Initially, petitioner bears the burden of establishing that his disability was the result of an accident within the meaning of the Retirement and Social Security Law, and respondent's determination in this regard will be upheld if supported by substantial evidence (see Matter of Mitchell v DiNapoli, 154 AD3d 1029, 1030 [2017]; Matter of Portmore v New York State Comptroller, 152 AD3d 945, 946 [2017]).

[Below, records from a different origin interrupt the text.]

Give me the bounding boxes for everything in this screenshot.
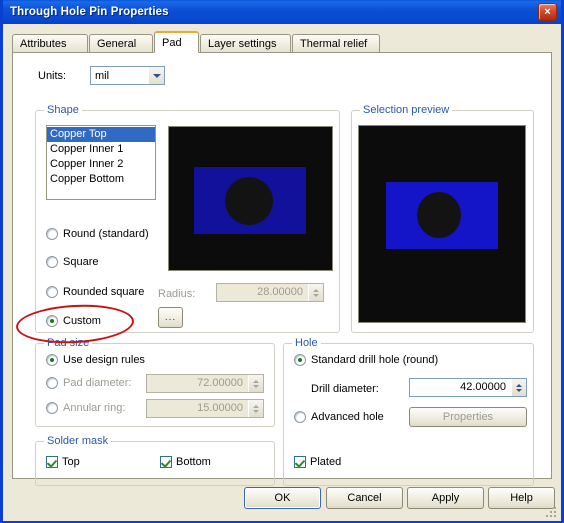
window-title: Through Hole Pin Properties [10,5,169,18]
radio-advanced-hole[interactable]: Advanced hole [294,411,384,423]
checkbox-label: Top [62,456,80,468]
radio-indicator [46,228,58,240]
pad-hole-shape [417,192,461,238]
checkbox-label: Plated [310,456,342,468]
title-bar: Through Hole Pin Properties × [3,0,561,24]
annular-ring-value: 15.00000 [197,402,243,414]
checkbox-indicator [160,456,172,468]
annular-ring-spinner: 15.00000 [146,399,264,418]
radio-label: Custom [63,315,101,327]
list-item[interactable]: Copper Top [47,127,155,142]
radio-label: Standard drill hole (round) [311,354,439,366]
ellipsis-icon: ... [164,312,177,323]
radio-custom[interactable]: Custom [46,315,101,327]
shape-preview [168,126,333,271]
checkbox-indicator [294,456,306,468]
selection-preview-title: Selection preview [360,104,453,116]
radio-label: Advanced hole [311,411,384,423]
button-label: Cancel [347,492,382,504]
drill-diameter-spinner[interactable]: 42.00000 [409,378,527,397]
radio-indicator [46,315,58,327]
list-item[interactable]: Copper Inner 1 [47,142,155,157]
pad-tab-panel: Units: mil Shape Copper Top Copper Inner… [12,52,552,486]
radio-indicator [46,377,58,389]
ok-button[interactable]: OK [244,487,321,509]
radius-label: Radius: [158,288,196,300]
radio-rounded-square[interactable]: Rounded square [46,286,144,298]
advanced-hole-properties-button[interactable]: Properties [409,407,527,427]
radio-indicator [46,286,58,298]
chevron-down-icon[interactable] [148,67,164,84]
resize-grip[interactable] [546,507,558,519]
drill-diameter-value: 42.00000 [460,381,506,393]
units-label: Units: [38,70,67,82]
units-combo[interactable]: mil [90,66,165,85]
tab-attributes[interactable]: Attributes [12,34,88,52]
radio-standard-drill-hole[interactable]: Standard drill hole (round) [294,354,438,366]
help-button[interactable]: Help [488,487,555,509]
cancel-button[interactable]: Cancel [326,487,403,509]
tab-strip: Attributes General Pad Layer settings Th… [12,31,552,53]
radio-label: Round (standard) [63,228,149,240]
radius-value: 28.00000 [257,286,303,298]
solder-mask-title: Solder mask [44,435,112,447]
button-label: Help [510,492,533,504]
tab-pad[interactable]: Pad [154,31,199,53]
selection-preview-canvas [358,125,526,323]
checkbox-label: Bottom [176,456,211,468]
checkbox-solder-mask-top[interactable]: Top [46,456,80,468]
radio-square[interactable]: Square [46,256,98,268]
tab-layer-settings[interactable]: Layer settings [200,34,291,52]
spinner-arrows [248,400,263,417]
radio-use-design-rules[interactable]: Use design rules [46,354,145,366]
tab-label: Pad [162,36,182,49]
radio-indicator [294,354,306,366]
radius-browse-button[interactable]: ... [158,307,183,328]
radio-indicator [294,411,306,423]
button-label: Properties [442,411,494,423]
close-icon[interactable]: × [538,3,557,21]
radio-label: Rounded square [63,286,145,298]
radio-indicator [46,256,58,268]
radio-label: Use design rules [63,354,145,366]
tab-label: General [97,37,137,50]
tab-label: Thermal relief [300,37,368,50]
spinner-arrows [308,284,323,301]
checkbox-plated[interactable]: Plated [294,456,341,468]
pad-size-title: Pad size [44,337,93,349]
button-label: OK [274,492,291,504]
shape-layer-listbox[interactable]: Copper Top Copper Inner 1 Copper Inner 2… [46,125,156,200]
radio-annular-ring[interactable]: Annular ring: [46,402,125,414]
list-item[interactable]: Copper Inner 2 [47,157,155,172]
pad-hole-shape [225,177,273,225]
hole-group-title: Hole [292,337,321,349]
tab-label: Layer settings [208,37,277,50]
checkbox-indicator [46,456,58,468]
radius-spinner: 28.00000 [216,283,324,302]
tab-label: Attributes [20,37,67,50]
spinner-arrows [248,375,263,392]
spinner-arrows[interactable] [511,379,526,396]
pad-diameter-spinner: 72.00000 [146,374,264,393]
button-label: Apply [431,492,460,504]
tab-thermal-relief[interactable]: Thermal relief [292,34,380,52]
list-item[interactable]: Copper Bottom [47,172,155,187]
radio-pad-diameter[interactable]: Pad diameter: [46,377,131,389]
radio-indicator [46,354,58,366]
dialog-client: Attributes General Pad Layer settings Th… [3,24,561,521]
radio-indicator [46,402,58,414]
pad-diameter-value: 72.00000 [197,377,243,389]
radio-label: Annular ring: [63,402,126,414]
apply-button[interactable]: Apply [407,487,484,509]
checkbox-solder-mask-bottom[interactable]: Bottom [160,456,211,468]
shape-group-title: Shape [44,104,82,116]
dialog-window: Through Hole Pin Properties × Attributes… [0,0,564,523]
radio-label: Square [63,256,99,268]
tab-general[interactable]: General [89,34,153,52]
radio-label: Pad diameter: [63,377,132,389]
drill-diameter-label: Drill diameter: [311,383,379,395]
radio-round-standard[interactable]: Round (standard) [46,228,149,240]
close-glyph: × [544,5,551,18]
units-value: mil [95,69,110,82]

The Court of Appeals recently reconfirmed that the definition of an accident, for purposes of the Retirement and Social Security Law, is a "sudden, fortuitous mischance, unexpected, out of the ordinary, and injurious in impact" (Matter of Kelly v [*2]DiNapoli, 30 NY3d 674, 681 [2018] [internal quotation marks and citations omitted]; see Matter of Kenny v DiNapoli, 11 NY3d 873, 874 [2008]). Significantly, in order for an injury to be considered accidental, it must have been caused by a precipitating external event that was sudden, unexpected and not an inherent risk of the work performed (see Matter of Kelly v DiNapoli, 30 NY3d at 684-686; Matter of Starnella v Bratton, 92 NY2d 836, 839 [1998]; Matter of Stancarone v DiNapoli, 161 AD3d 144, 146-147 [2018]).

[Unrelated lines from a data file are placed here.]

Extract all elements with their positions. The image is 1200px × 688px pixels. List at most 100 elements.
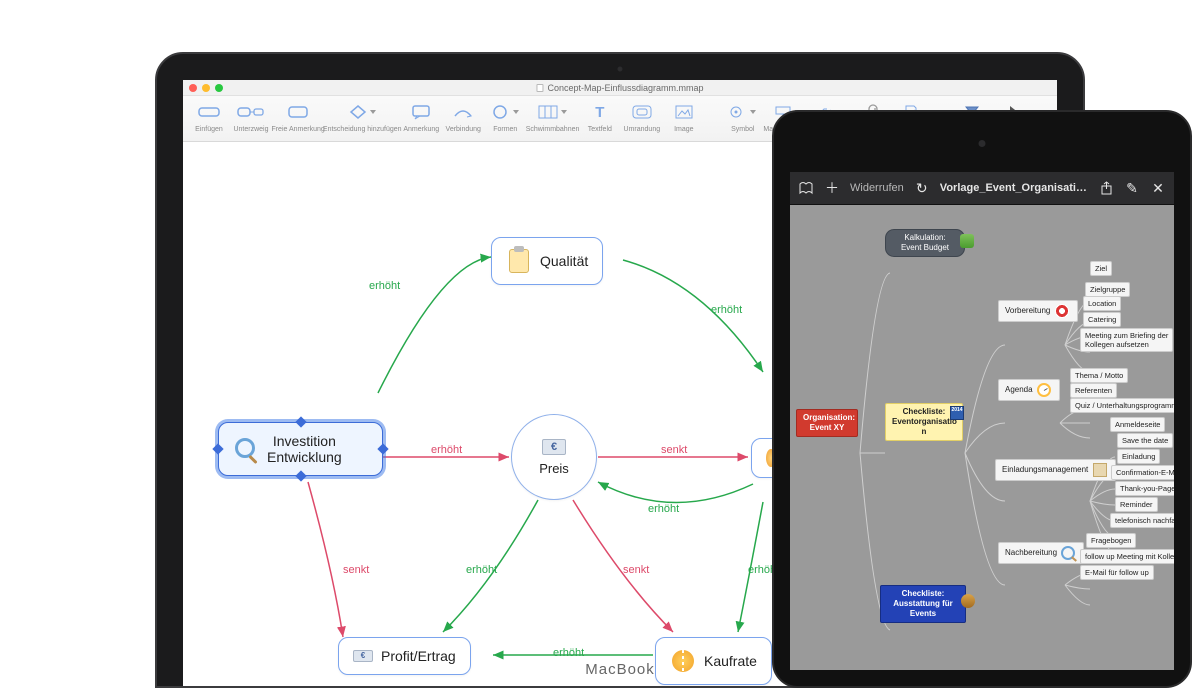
minimize-button[interactable] (202, 84, 210, 92)
border-icon (632, 105, 652, 119)
free-note-icon (288, 104, 308, 120)
node-qualitaet[interactable]: Qualität (491, 237, 603, 285)
node-organisation[interactable]: Organisation: Event XY (796, 409, 858, 437)
tool-border[interactable]: Umrandung (622, 100, 662, 133)
ipad-screen: ＋ Widerrufen ↻ Vorlage_Event_Organisatio… (790, 172, 1174, 670)
undo-button[interactable]: Widerrufen (850, 182, 904, 194)
leaf-thankyou[interactable]: Thank-you-Page (1115, 481, 1174, 496)
window-titlebar: Concept-Map-Einflussdiagramm.mmap (183, 80, 1057, 96)
node-profit[interactable]: € Profit/Ertrag (338, 637, 471, 675)
insert-icon (198, 104, 220, 120)
window-title: Concept-Map-Einflussdiagramm.mmap (547, 83, 703, 93)
close-button[interactable] (189, 84, 197, 92)
tool-symbol[interactable]: Symbol (723, 100, 763, 133)
clipboard-icon (506, 248, 532, 274)
annotation-icon (411, 104, 431, 120)
leaf-meeting[interactable]: Meeting zum Briefing der Kollegen aufset… (1080, 328, 1173, 352)
node-checkliste[interactable]: Checkliste: Eventorganisatio n 2014 (885, 403, 963, 441)
file-icon (536, 84, 543, 92)
decision-icon (349, 104, 367, 120)
node-vorbereitung[interactable]: Vorbereitung (998, 300, 1078, 322)
leaf-ziel[interactable]: Ziel (1090, 261, 1112, 276)
fullscreen-button[interactable] (215, 84, 223, 92)
node-label: Qualität (540, 253, 588, 269)
edge-label: senkt (343, 564, 369, 576)
edge-label: senkt (661, 444, 687, 456)
tool-connection[interactable]: Verbindung (443, 100, 483, 133)
leaf-zielgruppe[interactable]: Zielgruppe (1085, 282, 1130, 297)
leaf-catering[interactable]: Catering (1083, 312, 1121, 327)
node-ausstattung[interactable]: Checkliste: Ausstattung für Events (880, 585, 966, 623)
edge-label: erhöht (553, 647, 584, 659)
node-nachbereitung[interactable]: Nachbereitung (998, 542, 1084, 564)
leaf-telnach[interactable]: telefonisch nachfassen (1110, 513, 1174, 528)
money-icon (960, 234, 974, 248)
edge-label: senkt (623, 564, 649, 576)
leaf-followup[interactable]: follow up Meeting mit Kollegen (1080, 549, 1174, 564)
target-icon (1055, 304, 1069, 318)
node-label: Entwicklung (267, 449, 342, 465)
library-icon[interactable] (798, 180, 814, 196)
camera-dot (979, 140, 986, 147)
edge-label: erhöht (369, 280, 400, 292)
node-kalkulation[interactable]: Kalkulation: Event Budget (885, 229, 965, 257)
add-icon[interactable]: ＋ (824, 180, 840, 196)
node-label: Kaufrate (704, 653, 757, 669)
share-icon[interactable] (1098, 180, 1114, 196)
tool-textfield[interactable]: T Textfeld (580, 100, 620, 133)
node-kaufrate[interactable]: Kaufrate (655, 637, 772, 685)
leaf-savedate[interactable]: Save the date (1117, 433, 1173, 448)
leaf-reminder[interactable]: Reminder (1115, 497, 1158, 512)
edge-label: erhöht (648, 503, 679, 515)
tool-add-decision[interactable]: Entscheidung hinzufügen (325, 100, 399, 133)
traffic-lights (183, 84, 223, 92)
leaf-location[interactable]: Location (1083, 296, 1121, 311)
tool-shapes[interactable]: Formen (485, 100, 525, 133)
leaf-emailfu[interactable]: E-Mail für follow up (1080, 565, 1154, 580)
leaf-confirm[interactable]: Confirmation-E-Mail (1111, 465, 1174, 480)
ipad-toolbar: ＋ Widerrufen ↻ Vorlage_Event_Organisatio… (790, 172, 1174, 205)
reload-icon[interactable]: ↻ (914, 180, 930, 196)
node-einladung[interactable]: Einladungsmanagement (995, 459, 1116, 481)
tool-image[interactable]: Image (664, 100, 704, 133)
node-agenda[interactable]: Agenda (998, 379, 1060, 401)
node-investition[interactable]: Investition Entwicklung (218, 422, 383, 476)
leaf-thema[interactable]: Thema / Motto (1070, 368, 1128, 383)
tool-icon[interactable]: ✎ (1124, 180, 1140, 196)
mail-icon (1093, 463, 1107, 477)
edge-label: erhöht (466, 564, 497, 576)
symbol-icon (729, 105, 747, 119)
clock-icon (1037, 383, 1051, 397)
edge-label: erhöht (431, 444, 462, 456)
leaf-fragebogen[interactable]: Fragebogen (1086, 533, 1136, 548)
tool-insert[interactable]: Einfügen (189, 100, 229, 133)
leaf-anmeldeseite[interactable]: Anmeldeseite (1110, 417, 1165, 432)
close-icon[interactable]: ✕ (1150, 180, 1166, 196)
calendar-icon: 2014 (950, 406, 964, 420)
road-icon (670, 648, 696, 674)
tool-annotation[interactable]: Anmerkung (401, 100, 441, 133)
subtopic-icon (237, 104, 265, 120)
camera-dot (617, 66, 623, 72)
tool-free-note[interactable]: Freie Anmerkung (273, 100, 323, 133)
leaf-referenten[interactable]: Referenten (1070, 383, 1117, 398)
tool-swimlanes[interactable]: Schwimmbahnen (527, 100, 578, 133)
ipad-filename: Vorlage_Event_Organisation_mit_Budget_Ka… (940, 182, 1088, 194)
ipad-frame: ＋ Widerrufen ↻ Vorlage_Event_Organisatio… (772, 110, 1192, 688)
node-label: Profit/Ertrag (381, 648, 456, 664)
euro-icon: € (542, 439, 566, 455)
text-icon: T (595, 104, 604, 121)
device-label: MacBook (585, 661, 655, 678)
connection-icon (452, 104, 474, 120)
tool-subtopic[interactable]: Unterzweig (231, 100, 271, 133)
shapes-icon (492, 104, 510, 120)
euro-icon: € (353, 650, 373, 662)
leaf-einladung2[interactable]: Einladung (1117, 449, 1160, 464)
magnifier-icon (1061, 546, 1075, 560)
image-icon (675, 105, 693, 119)
leaf-quiz[interactable]: Quiz / Unterhaltungsprogramm (1070, 398, 1174, 413)
tools-icon (961, 594, 975, 608)
edge-label: erhöht (711, 304, 742, 316)
node-preis[interactable]: € Preis (511, 414, 597, 500)
swimlanes-icon (538, 105, 558, 119)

Petitioner testified that he had entered and exited ambulances hundreds of times during the course of his career as a firefighter. He was familiar with the folding step located at the rear of the ambulance and indicated that it was usually down and in an open position so that people could safely get in and out of the ambulance. He explained that the step was designed to flip up temporarily when a stretcher was being loaded into the ambulance to keep the wheels from striking the step and then to flip back down. Petitioner stated that, when he entered the ambulance on the date in question, the stretcher had already been removed, so he assumed that the step was down when he went to exit. He indicated that, as he was exiting the ambulance, he placed his foot on the edge of the step, which was a color similar to the bumper, while it was flipped up and flush against the bumper. When he did so, it collapsed downward, causing him to fall to the ground.

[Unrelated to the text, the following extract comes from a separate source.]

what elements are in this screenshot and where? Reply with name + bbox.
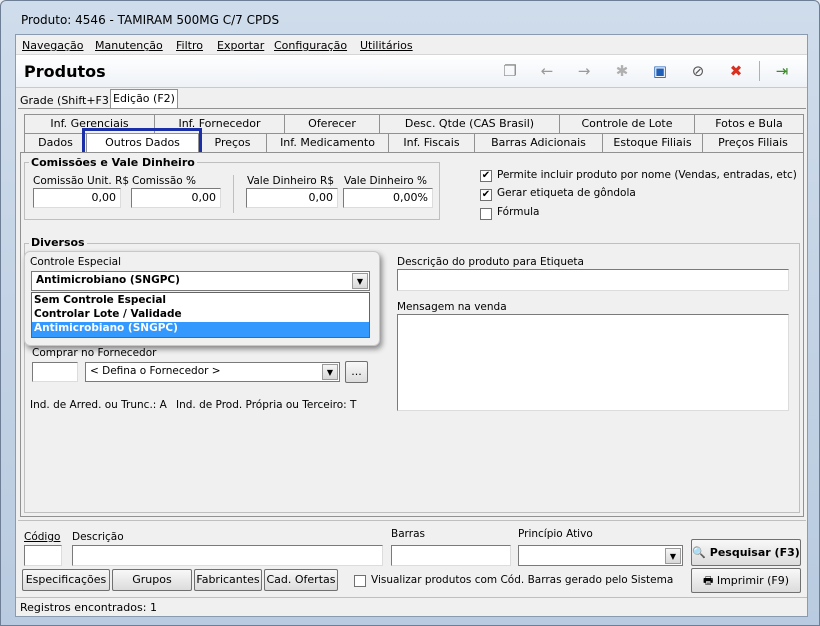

Under these circumstances, the precipitating external event, i.e., the flipping down of the folding step, was sudden, unexpected and not a risk inherent in petitioner's ordinary job duties (see Matter of Pratt v Regan, 68 NY2d 746, 747-748 [1986]; Matter of Gakhal v Kelly, 135 AD3d 406, 406-407 [2016]). Likewise, petitioner's fall was not attributable to inattention or a mere misstep (compare Matter of Starnella v Bratton, 92 NY2d at 839; Matter of Powers v DiNapoli, 144 AD3d 1380, 1381-1382 [2016]; Matter of West v DiNapoli, 79 AD3d 1565, 1566 [2010]; Matter of Piccinini v DiNapoli, 68 AD3d 1212, 1212-1213 [2009]; Matter of Magrino v DiNapoli, 64 AD3d 868, 869 [2009]), but rather to an apparently malfunctioning piece of equipment that was designed, under normal circumstances, to promote safety (see e.g. Matter of Scharp v DiNapoli, 104 AD3d 1041, 1041-1042 [2013]; Matter of O'Neill v DiNapoli, 83 AD3d 1280, 1281 [2011]). Accordingly, respondent's denial of petitioner's application on the ground that the incident was not an accident within the meaning of the Retirement and Social Security Law is not supported by substantial evidence and must be annulled.

Egan Jr., Devine, Clark and Aarons, JJ., concur.

ADJUDGED that the determination is annulled, without costs, petition granted and matter remitted to respondent for further proceedings not inconsistent with this Court's decision.